Recently, the role of the so-called endocrine-disrupting chemicals (EDCs) has become of great interestas risk factors for the development of NAFLD. EDCs are chemicals or mixtures of chemicals that interfere with the normal hormonal function. For instance, some EDCs act like “hormone mimics”, other are hormone antagonists, some EDCs increase or decrease the plasmatic levels of hormones or modify the sensitivity of the body different hormones. EDCs are commonly present in the environment (i.e. air, soil, or water supply), food sources, personal care products and manufactured products. Among the most common EDCs there are certainly perfluorinated alkyl substances (PFAS), which are commonly present in many everyday objects, such as grease-resistant paper, fast food containers/wrappers, pizza boxes, nonstick cookware, water resistant clothing, cleaning products. Experimental studies demonstrate that PFAS gradually accumulate in the liver, where they interfere with glucose and lipid metabolism, elevating liver enzymes, and exacerbating the effect of a fat-rich diet [Ref 6]. A recent study by Sen P. et al. tried to investigate the impact of PFAS exposure on the human liver metabolome [Ref 7].

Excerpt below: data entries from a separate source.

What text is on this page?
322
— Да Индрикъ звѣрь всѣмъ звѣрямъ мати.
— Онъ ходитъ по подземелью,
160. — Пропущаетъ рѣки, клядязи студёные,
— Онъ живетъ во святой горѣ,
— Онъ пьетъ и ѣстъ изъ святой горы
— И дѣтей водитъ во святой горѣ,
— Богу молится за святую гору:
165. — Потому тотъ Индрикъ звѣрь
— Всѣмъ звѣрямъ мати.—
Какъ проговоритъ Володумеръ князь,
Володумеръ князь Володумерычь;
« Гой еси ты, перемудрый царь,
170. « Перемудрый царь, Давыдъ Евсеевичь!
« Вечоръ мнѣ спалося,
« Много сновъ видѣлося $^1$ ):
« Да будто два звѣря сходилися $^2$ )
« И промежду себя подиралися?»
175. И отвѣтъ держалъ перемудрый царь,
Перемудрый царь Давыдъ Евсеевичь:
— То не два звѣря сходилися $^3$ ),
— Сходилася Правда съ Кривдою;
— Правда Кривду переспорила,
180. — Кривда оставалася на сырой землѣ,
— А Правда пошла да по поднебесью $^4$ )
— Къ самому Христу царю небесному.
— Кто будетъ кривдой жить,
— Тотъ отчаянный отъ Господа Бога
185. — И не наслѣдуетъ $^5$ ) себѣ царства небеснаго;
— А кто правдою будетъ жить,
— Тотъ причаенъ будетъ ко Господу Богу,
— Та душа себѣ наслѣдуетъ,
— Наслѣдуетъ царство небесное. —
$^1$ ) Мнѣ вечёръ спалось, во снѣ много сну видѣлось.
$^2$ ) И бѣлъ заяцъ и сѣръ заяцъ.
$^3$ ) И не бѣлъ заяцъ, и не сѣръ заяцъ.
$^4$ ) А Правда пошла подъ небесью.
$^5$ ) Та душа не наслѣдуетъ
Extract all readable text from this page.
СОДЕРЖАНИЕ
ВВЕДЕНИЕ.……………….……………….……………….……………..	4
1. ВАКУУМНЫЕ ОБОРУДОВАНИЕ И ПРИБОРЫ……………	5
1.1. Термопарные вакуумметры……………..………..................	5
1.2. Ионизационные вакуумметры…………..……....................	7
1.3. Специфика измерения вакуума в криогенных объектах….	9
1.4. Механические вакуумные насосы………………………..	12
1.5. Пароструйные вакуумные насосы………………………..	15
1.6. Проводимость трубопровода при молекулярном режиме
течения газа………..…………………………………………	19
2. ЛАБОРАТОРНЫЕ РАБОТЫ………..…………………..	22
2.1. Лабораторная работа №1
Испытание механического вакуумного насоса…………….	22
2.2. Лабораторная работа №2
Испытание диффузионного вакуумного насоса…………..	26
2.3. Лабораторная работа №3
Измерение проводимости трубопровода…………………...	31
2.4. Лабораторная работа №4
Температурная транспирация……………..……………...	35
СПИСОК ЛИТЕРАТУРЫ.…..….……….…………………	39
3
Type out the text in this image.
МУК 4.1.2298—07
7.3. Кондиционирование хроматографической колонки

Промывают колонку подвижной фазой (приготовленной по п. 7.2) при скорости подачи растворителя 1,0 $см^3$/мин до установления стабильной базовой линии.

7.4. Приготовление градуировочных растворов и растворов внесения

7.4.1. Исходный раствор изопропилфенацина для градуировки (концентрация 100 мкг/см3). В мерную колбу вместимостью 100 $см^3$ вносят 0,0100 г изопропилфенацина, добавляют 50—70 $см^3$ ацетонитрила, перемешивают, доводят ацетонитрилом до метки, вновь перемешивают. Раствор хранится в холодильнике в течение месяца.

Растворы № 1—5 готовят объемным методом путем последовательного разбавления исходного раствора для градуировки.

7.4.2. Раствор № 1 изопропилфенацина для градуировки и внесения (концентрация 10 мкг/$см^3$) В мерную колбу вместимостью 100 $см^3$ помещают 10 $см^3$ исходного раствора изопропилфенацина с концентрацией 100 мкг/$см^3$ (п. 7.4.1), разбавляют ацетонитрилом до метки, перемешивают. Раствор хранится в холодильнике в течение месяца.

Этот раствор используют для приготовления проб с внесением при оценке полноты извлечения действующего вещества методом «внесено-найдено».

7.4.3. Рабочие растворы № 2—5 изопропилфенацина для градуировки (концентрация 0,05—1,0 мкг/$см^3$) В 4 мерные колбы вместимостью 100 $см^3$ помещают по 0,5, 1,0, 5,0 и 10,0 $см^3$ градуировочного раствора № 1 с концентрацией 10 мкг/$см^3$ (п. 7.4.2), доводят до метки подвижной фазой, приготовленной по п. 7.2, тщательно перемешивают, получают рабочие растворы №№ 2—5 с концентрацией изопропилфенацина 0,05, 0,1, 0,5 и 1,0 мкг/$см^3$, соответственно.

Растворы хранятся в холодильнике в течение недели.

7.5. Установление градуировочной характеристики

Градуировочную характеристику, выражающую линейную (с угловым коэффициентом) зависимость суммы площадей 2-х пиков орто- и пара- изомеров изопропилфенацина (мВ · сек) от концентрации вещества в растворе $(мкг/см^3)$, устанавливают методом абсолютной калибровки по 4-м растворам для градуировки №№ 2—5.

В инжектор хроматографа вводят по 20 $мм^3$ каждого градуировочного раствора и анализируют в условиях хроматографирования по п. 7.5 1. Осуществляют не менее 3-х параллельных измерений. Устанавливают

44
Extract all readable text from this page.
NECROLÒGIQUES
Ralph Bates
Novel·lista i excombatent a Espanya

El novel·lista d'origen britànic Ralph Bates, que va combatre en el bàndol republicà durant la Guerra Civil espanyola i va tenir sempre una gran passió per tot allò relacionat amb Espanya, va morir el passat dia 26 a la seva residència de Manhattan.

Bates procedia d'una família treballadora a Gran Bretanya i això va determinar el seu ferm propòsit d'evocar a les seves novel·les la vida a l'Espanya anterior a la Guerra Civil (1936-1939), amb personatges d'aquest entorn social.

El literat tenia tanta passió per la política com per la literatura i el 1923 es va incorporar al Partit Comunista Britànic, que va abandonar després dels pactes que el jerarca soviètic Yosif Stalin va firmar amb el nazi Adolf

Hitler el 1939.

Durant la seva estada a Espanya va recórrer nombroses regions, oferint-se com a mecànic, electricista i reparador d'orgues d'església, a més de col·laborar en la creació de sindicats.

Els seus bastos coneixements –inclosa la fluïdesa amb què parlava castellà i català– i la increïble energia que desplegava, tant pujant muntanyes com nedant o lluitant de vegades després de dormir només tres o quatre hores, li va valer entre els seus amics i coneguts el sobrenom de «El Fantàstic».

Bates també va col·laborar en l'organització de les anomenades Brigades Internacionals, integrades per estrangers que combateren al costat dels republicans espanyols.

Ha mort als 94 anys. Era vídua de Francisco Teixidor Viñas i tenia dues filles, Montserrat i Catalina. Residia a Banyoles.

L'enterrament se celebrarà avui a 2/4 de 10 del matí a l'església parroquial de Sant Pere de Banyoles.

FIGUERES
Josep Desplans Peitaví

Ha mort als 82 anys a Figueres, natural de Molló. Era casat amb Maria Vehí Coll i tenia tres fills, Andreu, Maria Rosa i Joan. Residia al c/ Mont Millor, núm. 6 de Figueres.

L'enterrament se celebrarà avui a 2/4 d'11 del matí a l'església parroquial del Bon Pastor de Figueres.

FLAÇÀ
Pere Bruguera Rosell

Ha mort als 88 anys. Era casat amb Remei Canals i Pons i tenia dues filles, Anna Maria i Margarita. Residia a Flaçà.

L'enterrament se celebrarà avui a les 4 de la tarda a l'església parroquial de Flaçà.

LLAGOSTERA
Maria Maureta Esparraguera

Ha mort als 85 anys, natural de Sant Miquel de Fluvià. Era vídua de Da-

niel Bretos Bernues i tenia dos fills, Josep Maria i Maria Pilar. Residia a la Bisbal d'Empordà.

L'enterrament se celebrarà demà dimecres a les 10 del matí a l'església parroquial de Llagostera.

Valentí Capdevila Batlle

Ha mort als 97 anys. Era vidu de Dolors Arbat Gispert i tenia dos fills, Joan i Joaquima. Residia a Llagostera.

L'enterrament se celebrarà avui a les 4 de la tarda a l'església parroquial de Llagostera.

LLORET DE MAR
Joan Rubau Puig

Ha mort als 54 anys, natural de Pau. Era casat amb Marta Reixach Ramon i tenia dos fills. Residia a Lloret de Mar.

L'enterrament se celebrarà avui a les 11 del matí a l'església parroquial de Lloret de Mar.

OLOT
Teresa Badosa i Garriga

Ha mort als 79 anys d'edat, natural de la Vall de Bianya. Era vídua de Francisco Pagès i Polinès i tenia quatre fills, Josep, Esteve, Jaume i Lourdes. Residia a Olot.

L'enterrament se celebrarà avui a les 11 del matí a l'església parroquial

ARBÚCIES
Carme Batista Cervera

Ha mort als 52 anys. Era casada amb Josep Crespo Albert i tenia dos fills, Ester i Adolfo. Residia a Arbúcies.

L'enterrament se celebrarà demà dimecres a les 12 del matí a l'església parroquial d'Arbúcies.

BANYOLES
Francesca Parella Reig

They analyzed liver biopsies from 105 individuals undergoing laparoscopic bariatric surgery and assessed the presence of metabolites and environmental contaminants using four mass spectrometry-based analytical platforms. According to this study, serum concentrations of PFAS were positively associated with liver fat content and were associated both with NASH and hepatic fibrosis. Moreover, PFAS were associated with content percent of hepatic macrosteatosis, HOMA index, stage of NASH, liver fibrosis, cholesterol biosynthesis. Interestingly, the levels of PFAS were higher in females with NAFLD.
In summary, this study demonstrates how circulating PFAS concentrations are associated with perturbations in key hepatic metabolic pathways that are known to be altered in patients with NAFLD, with females being more sensitive to chemical exposure than males. It is therefore important to prevent these further possible mechanisms of liver damage by paying attention to the choices we made every day. As NAFLD prevention is not related only to food choices but also to healthy lifestyle options, intervening also on the choice of safe everyday tools becomes increasingly fundamental in this context.